DAVALININ SAVUNMALARININ ÖZETİ: Davalı vekili, huzurdaki davaya bakmaya asliye hukuk mahkemelerinin görevli olduğunu, müvekkilinin ticaret siciline kayıtlı olmadığı gibi tacir de olmadığını, müvekkilinin …’ın sarraflık yapmakla birlikte aynı zamanda Denizli … başkanı olduğunu, icra takibinin dayanağı fatura ve teslim tesellüm belgesi sebebiyle alacak iddiası olmakla birlikte, müvekkilinin tacir ve ticari işletme sahibi olmadığından mahkememizin huzurdaki davaya bakmaya görevli mahkemesinin asliye hukuk mahkemesi olduğunu, davacı tarafın görevli mahkemede dava açmadığı gibi ihtiyati haciz talebinin de görevli mahkemeden talep edilmediğini, ayrıca davacı tarafın her ne kadar ihtiyati haciz talebinde bulunmuş ise de ihtiyati haciz talebi için alınması gerekli 59,30 TL Başvurma harcını ve 97,70 TL peşin harcı da ayrıca yatırmadığını, bu sebeple davacının ihtiyati haciz talebinin reddine karar verilmesi gerektiğini, davacı tarafın ihtiyati haciz talebi için gerekli harçları yatırmadığı gibi , ihtiyati haciz kararı verilebilmesi için gerekli şartları da yerine getirmediğini, vadesi gelmemiş borçtan dolayı yalnız aşağıdaki hallerde ihtiyati haciz istenebileceğini, davacının alacaklı olduğunu iddia eden tarafından evvelinde, müvekkili … ve dava dışı … aleyhinde İstanbul 1. İcra Müdürlüğünün Esas sayılı dosyası ile kambiyo senetlerine özgü takip icra takibi ile icra takibi başlatıldığını, alacak iddiasının kabulü anlamına gelmemek kaydı ile icra takibinde işletilen faiz oranı ve faiz taleplerinin de kabul edilemez , zira temerrüt ihtarı da olmayıp faiz taleplerinin de yasal olmadığını, iza olunan sebeplerle davacı tarafın haksız ve kötü niyetli davasının ve ihtiyati haciz talebinin reddine karar verilmesi için işbu davaya cevap dilekçesinin yazılması zorunluluğunun doğduğunu, bu nedenlerle fazlaya ilişkin haklarının saklı kalmak kaydı ile ; öncelikle huzurdaki davaya bakmaya görevli mahkeme Denizli Asliye Hukuk Mahkemeleri olduğundan, mahkememizin davaya bakmaya görevli olmadığından görevli mahkemeden açılmayan huzurdaki davanın görevsizlik nedeniyle reddini, ihtiyati haciz kararı verilebilmesi için gerekli şartların yerine gelmediğinden davacı tarafın ihtiyati haciz talebinin reddini, davacının haksız ve kötü niyetli davasının reddini, davacının %20 den aşağı olmamak üzere kötü niyet tazminatına çarptırılmasını, yargılama gideri, harç ve diğer masraflar ile ücreti vekaletin karşı tarafa yükletilmesine karar verilmesini talep etmiştir.

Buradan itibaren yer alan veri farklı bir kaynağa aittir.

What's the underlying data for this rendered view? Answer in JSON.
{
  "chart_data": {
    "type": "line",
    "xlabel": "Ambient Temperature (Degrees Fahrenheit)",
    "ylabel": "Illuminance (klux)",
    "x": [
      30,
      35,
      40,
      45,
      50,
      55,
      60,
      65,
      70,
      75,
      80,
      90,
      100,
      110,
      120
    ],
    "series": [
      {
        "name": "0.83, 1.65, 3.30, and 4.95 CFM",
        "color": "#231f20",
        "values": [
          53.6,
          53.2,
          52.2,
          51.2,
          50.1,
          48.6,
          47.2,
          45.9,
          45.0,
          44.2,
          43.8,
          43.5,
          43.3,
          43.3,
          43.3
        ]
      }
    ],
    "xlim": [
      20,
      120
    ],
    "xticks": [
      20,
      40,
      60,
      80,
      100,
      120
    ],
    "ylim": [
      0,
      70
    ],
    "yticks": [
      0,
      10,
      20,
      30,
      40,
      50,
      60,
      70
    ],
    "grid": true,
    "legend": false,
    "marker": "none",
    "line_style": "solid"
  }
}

İLK DERECE MAHKEMESİ KARARININ ÖZETİ: Mahkemece, davalı taraf tacir ve uyuşmazlık konusu ticari işletmesi ile ilgili ise de davacının tacir olmadığı ve uyuşmazlığın sadece bir tarafın ticari işletmesini ilgilendirdiği, taraflar arasındaki uyuşmazlık göz önüne alındığında davanın mutlak ticari dava da olmadığı kanısına varılmakla davaya bakmakla görevli mahkemenin Asliye Hukuk Mahkemesi olduğu kanaatine varılarak mahkemenin görevsizliğine karar verilmiştir.
İLERİ SÜRÜLEN İSTİNAF SEBEPLERİ: Karara karşı, davacı vekili istinaf başvurusunda bulunmuştur.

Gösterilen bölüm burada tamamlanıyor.